A Organização para a Libertação de Palestiniana (OLP) (árabe منظمة لتحرير فلسطين Munaẓẓama li-Taḥrīr Filisṭīn) é uma coalizão de movimentos políticos e paramilitares considerada por une-a Árabe, desde outubro de 1974 , como a "única representante legítima do povo palestiniano".[1]
A OLP foi criada por une-a Árabe em 1964 e seus objectivos declarados eram a destruição do Estado de Israel mediante a "luta armada" e inicialmente era controlada pela maior parte do governo egípcio. A carta orgânica original da OLP chamava abertamente à aniquilación de Israel, bem como a volta dos refugiados palestinianos e a autodeterminação dos árabes palestinianos, que nesse momento se encontravam baixo a ocupação jordaniana e egípcia dos territórios de Cisjordânia e a Faixa de Gaza respectivamente. Em dita carta a criação de um Estado palestiniano não era mencionada, ainda que posteriormente a OLP adoptou a ideia de fundar um Estado independente para os palestinianos desde o Rio Jordán até o Mar Mediterráneo.[2] Mais recentemente, a OLP adoptou a solução de dois Estados, com Israel e um Estado palestiniano vivendo em paz, ainda que muitos líderes palestinianos do agrupamento, incluindo a Yasser Arafat e Faisal Husseini, seguissem declarando que seu objectivo continuasse sendo a "libertação" de toda Palestiniana.[2] [3]

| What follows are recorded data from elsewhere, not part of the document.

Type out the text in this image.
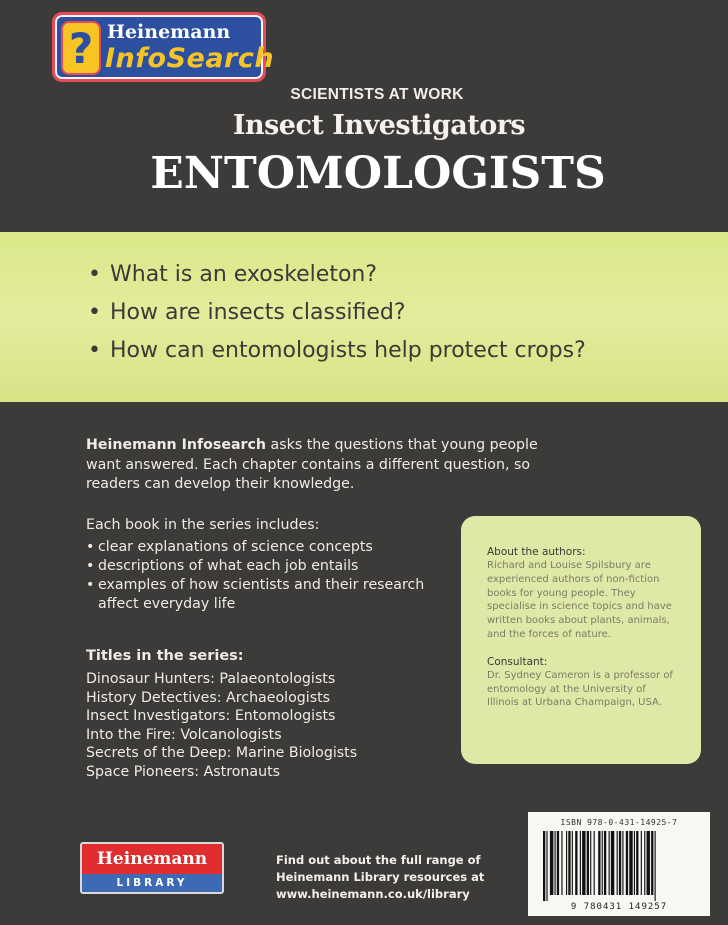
? Heinemann
InfoSearch
SCIENTISTS AT WORK
Insect Investigators
ENTOMOLOGISTS
• What is an exoskeleton?
• How are insects classified?
• How can entomologists help protect crops?

Heinemann Infosearch asks the questions that young people want answered. Each chapter contains a different question, so readers can develop their knowledge.

Each book in the series includes:
• clear explanations of science concepts
• descriptions of what each job entails
• examples of how scientists and their research affect everyday life
Titles in the series:
Dinosaur Hunters: Palaeontologists
History Detectives: Archaeologists
Insect Investigators: Entomologists
Into the Fire: Volcanologists
Secrets of the Deep: Marine Biologists
Space Pioneers: Astronauts
About the authors:
Richard and Louise Spilsbury are experienced authors of non-fiction books for young people. They specialise in science topics and have written books about plants, animals, and the forces of nature.
Consultant:
Dr. Sydney Cameron is a professor of entomology at the University of Illinois at Urbana Champaign, USA.
ISBN 978-0-431-14925-7
9 780431 149257
Heinemann
LIBRARY
Find out about the full range of
Heinemann Library resources at
www.heinemann.co.uk/library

Em 1993 o líder da OLP, Yasser Arafat, reconheceu ao Estado de Israel em uma carta oficial enviada ao Premiê israelita Isaac Rabin. Em resposta à carta de Arafat, Israel reconheceu à OLP como "legítimo representante do povo palestiniano", dando início aos Acordos de Oslo. Arafat foi o máximo dirigente do Comité Executivo da OLP desde 1969 até sua morte no 2004, sendo sucedido por Mahmud Abbas na condução da organização.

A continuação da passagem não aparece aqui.